ASJ Harjyot said, “What do you have to recover? In this case, do you need a sample of his urine? The crew would have informed how much liquor would have been given to him.

His blood test was not done. There is no way to determine how much alcohol he consumed. The offence is he is unzipping his pants, how are we concerned with what happened before unless there is a case of prior enmity. We have to see the offence. This is not a case of malafide, that some altercation took place, that he did out of spite.”

The court also asked, “What alcohol was consumed by him how will you ascertain?” “What is the devil’s mind is only devil knows,” the prosecutor told the court.

The judge noted that these grounds were not raised before the Metropolitan Magistrate during the initial remand application. The prosecutor submitted that ground of remand application was wide enough to include the aforesaid submissions as ground for police custody.

The ASJ, however, said in case these (fresh) grounds were not urged, then no fault can be found in refusing to grant remand. It said that the possibility that the grounds were not raised before the magistrate were higher. “Two grounds were dealt with Magistrate and shows application of mind… Submissions made before me do not seem to have been raised. Even otherwise, if certain additional facts are discovered, a second application on the same grounds would be entertained,” the court said.

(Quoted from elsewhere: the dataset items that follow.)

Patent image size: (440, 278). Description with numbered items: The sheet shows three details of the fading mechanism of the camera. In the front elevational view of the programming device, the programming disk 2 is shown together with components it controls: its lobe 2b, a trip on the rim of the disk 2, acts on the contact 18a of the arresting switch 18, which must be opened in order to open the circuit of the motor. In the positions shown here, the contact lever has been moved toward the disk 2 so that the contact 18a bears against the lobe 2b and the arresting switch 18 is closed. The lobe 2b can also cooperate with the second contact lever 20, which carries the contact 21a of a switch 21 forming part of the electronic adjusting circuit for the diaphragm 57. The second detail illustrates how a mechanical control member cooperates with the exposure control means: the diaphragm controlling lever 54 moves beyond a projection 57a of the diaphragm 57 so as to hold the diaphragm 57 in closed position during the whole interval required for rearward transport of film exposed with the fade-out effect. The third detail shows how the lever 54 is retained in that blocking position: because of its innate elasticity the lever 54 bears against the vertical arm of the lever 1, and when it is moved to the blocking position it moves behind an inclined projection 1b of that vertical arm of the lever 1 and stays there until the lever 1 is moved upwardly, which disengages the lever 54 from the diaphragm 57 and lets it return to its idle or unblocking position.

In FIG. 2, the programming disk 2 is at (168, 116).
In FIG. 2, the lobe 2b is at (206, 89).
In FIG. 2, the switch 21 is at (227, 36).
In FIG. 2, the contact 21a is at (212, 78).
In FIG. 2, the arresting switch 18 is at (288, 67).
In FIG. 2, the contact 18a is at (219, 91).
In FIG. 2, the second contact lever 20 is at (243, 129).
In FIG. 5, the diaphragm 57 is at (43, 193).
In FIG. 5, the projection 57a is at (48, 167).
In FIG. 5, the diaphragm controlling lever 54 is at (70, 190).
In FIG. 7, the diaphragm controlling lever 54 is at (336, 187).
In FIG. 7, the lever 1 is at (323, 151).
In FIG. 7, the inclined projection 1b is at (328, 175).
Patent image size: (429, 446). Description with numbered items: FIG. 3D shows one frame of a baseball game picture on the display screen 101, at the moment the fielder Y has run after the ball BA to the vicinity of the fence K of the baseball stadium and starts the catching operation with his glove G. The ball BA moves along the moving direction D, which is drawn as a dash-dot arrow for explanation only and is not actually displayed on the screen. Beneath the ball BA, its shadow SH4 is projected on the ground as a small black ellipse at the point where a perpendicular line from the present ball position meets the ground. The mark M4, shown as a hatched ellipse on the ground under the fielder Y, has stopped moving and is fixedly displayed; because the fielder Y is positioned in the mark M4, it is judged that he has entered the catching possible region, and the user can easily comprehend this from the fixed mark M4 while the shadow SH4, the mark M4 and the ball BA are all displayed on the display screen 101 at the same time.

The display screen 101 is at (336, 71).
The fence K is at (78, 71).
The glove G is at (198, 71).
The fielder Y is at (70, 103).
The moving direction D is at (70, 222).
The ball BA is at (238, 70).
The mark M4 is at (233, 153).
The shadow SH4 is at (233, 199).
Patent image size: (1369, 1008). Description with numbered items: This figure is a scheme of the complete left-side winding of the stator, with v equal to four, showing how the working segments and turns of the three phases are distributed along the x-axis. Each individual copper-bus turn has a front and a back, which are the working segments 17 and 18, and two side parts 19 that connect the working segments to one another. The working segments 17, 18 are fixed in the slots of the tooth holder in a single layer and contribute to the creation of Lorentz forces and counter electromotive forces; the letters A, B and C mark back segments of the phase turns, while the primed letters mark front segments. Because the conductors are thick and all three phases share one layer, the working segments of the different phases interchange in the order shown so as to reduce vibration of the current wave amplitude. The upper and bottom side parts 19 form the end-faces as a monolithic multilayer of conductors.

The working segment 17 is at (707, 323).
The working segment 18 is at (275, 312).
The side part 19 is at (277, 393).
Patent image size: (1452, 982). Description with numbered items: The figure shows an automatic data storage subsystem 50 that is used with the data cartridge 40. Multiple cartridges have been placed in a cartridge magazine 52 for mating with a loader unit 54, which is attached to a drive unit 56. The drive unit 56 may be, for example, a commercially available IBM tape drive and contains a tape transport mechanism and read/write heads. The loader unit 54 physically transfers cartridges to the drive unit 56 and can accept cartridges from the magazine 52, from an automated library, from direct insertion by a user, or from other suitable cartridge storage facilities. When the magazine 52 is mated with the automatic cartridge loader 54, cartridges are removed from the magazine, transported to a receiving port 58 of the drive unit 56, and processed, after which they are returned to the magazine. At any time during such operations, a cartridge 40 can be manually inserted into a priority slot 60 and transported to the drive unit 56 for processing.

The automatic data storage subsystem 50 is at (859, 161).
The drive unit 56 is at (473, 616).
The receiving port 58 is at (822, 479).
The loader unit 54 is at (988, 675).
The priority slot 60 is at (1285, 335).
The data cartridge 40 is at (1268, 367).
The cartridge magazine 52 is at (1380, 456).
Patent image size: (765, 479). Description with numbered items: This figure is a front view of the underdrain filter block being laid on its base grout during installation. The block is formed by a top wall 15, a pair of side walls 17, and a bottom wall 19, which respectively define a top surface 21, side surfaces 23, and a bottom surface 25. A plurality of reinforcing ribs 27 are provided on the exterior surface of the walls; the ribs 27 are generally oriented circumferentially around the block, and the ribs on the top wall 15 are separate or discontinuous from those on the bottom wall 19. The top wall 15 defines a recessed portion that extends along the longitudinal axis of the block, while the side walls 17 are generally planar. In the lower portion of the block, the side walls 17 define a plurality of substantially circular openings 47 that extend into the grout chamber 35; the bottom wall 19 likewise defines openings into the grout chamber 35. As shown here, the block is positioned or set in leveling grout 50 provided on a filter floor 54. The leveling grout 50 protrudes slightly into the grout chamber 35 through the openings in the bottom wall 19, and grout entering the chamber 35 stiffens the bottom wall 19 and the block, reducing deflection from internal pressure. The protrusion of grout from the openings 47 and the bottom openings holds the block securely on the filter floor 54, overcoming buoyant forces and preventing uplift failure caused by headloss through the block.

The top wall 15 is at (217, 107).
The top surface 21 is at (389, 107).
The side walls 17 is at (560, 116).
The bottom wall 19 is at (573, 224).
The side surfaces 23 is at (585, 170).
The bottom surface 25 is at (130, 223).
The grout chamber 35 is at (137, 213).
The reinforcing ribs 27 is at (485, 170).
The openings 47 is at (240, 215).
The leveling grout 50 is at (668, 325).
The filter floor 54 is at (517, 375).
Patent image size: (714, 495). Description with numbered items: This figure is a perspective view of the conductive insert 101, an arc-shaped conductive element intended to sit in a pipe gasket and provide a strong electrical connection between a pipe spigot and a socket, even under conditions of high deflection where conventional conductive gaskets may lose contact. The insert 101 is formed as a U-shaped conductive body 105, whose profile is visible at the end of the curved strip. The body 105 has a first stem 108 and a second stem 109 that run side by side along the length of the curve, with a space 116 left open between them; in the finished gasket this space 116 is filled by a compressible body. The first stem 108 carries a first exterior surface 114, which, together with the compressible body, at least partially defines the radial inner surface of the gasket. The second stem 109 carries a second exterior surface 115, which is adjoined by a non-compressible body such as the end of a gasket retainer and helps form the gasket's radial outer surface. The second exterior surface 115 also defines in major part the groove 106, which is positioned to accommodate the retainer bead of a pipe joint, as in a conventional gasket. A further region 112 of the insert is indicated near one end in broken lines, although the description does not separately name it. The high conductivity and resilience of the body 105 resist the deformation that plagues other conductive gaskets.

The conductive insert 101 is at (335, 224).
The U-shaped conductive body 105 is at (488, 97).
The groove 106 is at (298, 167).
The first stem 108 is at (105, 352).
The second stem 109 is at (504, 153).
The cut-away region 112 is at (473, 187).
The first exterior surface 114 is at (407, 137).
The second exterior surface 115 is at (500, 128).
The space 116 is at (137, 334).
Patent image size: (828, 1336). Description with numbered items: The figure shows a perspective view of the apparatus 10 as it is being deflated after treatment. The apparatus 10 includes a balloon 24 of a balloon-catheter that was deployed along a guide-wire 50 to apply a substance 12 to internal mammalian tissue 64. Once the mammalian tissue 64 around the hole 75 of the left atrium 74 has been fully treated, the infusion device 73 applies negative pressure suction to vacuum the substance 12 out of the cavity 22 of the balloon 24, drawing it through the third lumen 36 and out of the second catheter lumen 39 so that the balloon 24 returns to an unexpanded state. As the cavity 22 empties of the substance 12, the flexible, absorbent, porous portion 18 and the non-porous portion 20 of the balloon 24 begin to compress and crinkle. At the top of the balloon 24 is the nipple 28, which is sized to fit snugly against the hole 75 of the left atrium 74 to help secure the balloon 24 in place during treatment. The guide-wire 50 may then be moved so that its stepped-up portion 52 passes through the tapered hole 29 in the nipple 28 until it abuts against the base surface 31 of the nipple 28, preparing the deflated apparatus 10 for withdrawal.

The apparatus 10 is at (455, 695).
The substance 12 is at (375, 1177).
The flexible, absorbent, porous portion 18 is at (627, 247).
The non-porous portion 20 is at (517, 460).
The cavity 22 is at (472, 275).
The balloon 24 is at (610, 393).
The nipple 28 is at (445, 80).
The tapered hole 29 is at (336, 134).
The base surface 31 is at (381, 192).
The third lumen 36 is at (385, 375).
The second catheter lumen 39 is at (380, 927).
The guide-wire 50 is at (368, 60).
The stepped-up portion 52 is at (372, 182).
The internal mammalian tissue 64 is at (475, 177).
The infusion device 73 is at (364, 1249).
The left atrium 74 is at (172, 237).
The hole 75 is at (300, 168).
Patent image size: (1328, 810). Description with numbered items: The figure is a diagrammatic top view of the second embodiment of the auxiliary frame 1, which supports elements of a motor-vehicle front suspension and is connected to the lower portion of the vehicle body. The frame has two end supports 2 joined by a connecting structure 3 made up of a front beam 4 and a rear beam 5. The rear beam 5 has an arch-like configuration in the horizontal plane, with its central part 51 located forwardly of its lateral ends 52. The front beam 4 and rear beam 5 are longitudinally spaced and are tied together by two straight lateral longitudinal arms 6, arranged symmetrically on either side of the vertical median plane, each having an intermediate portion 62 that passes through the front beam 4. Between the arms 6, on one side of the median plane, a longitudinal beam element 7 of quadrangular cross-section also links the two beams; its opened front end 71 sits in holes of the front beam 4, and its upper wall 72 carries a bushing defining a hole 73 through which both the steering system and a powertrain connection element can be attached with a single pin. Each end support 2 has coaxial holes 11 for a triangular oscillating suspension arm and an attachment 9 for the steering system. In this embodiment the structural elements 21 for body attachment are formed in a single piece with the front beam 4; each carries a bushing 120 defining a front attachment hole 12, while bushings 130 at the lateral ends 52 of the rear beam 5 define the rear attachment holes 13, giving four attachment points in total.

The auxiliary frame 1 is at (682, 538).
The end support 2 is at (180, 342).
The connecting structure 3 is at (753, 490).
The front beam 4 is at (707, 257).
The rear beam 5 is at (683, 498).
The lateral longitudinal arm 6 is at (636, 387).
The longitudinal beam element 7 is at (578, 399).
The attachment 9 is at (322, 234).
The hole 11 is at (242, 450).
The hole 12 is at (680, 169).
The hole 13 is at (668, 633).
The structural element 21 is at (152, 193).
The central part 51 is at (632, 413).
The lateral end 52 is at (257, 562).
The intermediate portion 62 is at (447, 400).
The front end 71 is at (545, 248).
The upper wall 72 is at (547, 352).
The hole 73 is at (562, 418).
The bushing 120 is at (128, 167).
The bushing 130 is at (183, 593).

On January 11, the court denied bail to Mishra and called the act of relieving himself upon the woman utterly disgusting and repulsive. The court said that the “alleged act in itself is sufficient to outrage the modesty of any woman. Egregious conduct of the accused has shocked civic consciousness and needs to be deprecated”.

On January 7, Mishra was sent to judicial custody by the court which said that “all reasons for PC remand do not require the physical presence of the accused”. It said there was “no material to show any further interrogation is required for conducting investigation at this stage”.